Author speculation
I’m reading Cinema Speculation, Quentin Tarentino’s non-fiction celebration of key American films of the seventies, from Bullitt and Dirty Harry, to Escape From Alcatraz and The Funhouse. I heard about it through the Pure Cinema podcast, which is connected to Tarentino’s Los Angeles cinema, the New Beverly. The prose voice is exactly how Tarentino sounds in interviews and podcasts. I’m sceptical of his writing ability, and I admit to being cynical about his novel, Once upon a Time in Hollywood, published after the film came out.
Obviously, I’m jealous. I don’t doubt his intelligence or capacity to speak fluently about the stories in his head. It’s easy to imagine him walking around his plush L.A. mansion, talking into his phone, then emailing the recordings to a ghost writer who edits them into shape. And why not? Writing clearly happens in many ways.

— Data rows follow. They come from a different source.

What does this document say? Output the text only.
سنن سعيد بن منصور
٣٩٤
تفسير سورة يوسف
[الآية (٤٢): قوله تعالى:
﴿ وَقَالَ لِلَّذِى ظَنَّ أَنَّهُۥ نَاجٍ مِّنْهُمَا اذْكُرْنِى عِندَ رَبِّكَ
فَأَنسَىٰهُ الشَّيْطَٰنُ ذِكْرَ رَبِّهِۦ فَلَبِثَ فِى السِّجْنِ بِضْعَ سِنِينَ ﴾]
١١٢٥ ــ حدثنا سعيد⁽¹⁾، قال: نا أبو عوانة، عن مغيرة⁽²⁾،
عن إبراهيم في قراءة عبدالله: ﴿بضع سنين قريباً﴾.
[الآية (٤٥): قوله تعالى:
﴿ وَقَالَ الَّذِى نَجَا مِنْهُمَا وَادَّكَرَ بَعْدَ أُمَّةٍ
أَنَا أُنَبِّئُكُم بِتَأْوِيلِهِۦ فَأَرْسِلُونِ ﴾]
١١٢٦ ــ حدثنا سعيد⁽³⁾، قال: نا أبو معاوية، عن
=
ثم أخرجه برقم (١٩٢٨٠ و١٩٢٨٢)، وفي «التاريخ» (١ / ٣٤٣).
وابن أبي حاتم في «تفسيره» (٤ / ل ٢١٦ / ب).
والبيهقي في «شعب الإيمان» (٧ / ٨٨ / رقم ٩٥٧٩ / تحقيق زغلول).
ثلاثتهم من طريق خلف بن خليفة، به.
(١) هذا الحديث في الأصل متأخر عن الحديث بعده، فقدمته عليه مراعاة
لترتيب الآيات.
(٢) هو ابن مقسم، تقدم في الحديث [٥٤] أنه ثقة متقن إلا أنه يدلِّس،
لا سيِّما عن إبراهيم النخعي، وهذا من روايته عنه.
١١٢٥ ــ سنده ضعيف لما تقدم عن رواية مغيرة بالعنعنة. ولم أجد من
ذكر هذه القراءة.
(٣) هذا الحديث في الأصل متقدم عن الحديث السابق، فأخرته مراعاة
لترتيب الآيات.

It feels like cheating because I have fixed ideas on how writers should write. There has to be suffering, each sentence sweated over, whole chapters thrown away, the entire thing rewritten multiple times. There has to be a crisis of confidence and real risk of the whole thing, perhaps even the writer’s life, collapsing into a meaningless void. That’s real writing.
Yes, that’s fucked up. I don’t know anything about Tarentino’s writing process. He’s an impressive artist and this is all in my head. I’m being a dick, and not to Quentin Tarentino, who couldn’t care less. I’m being a dick to myself. This is how I keep me in my place.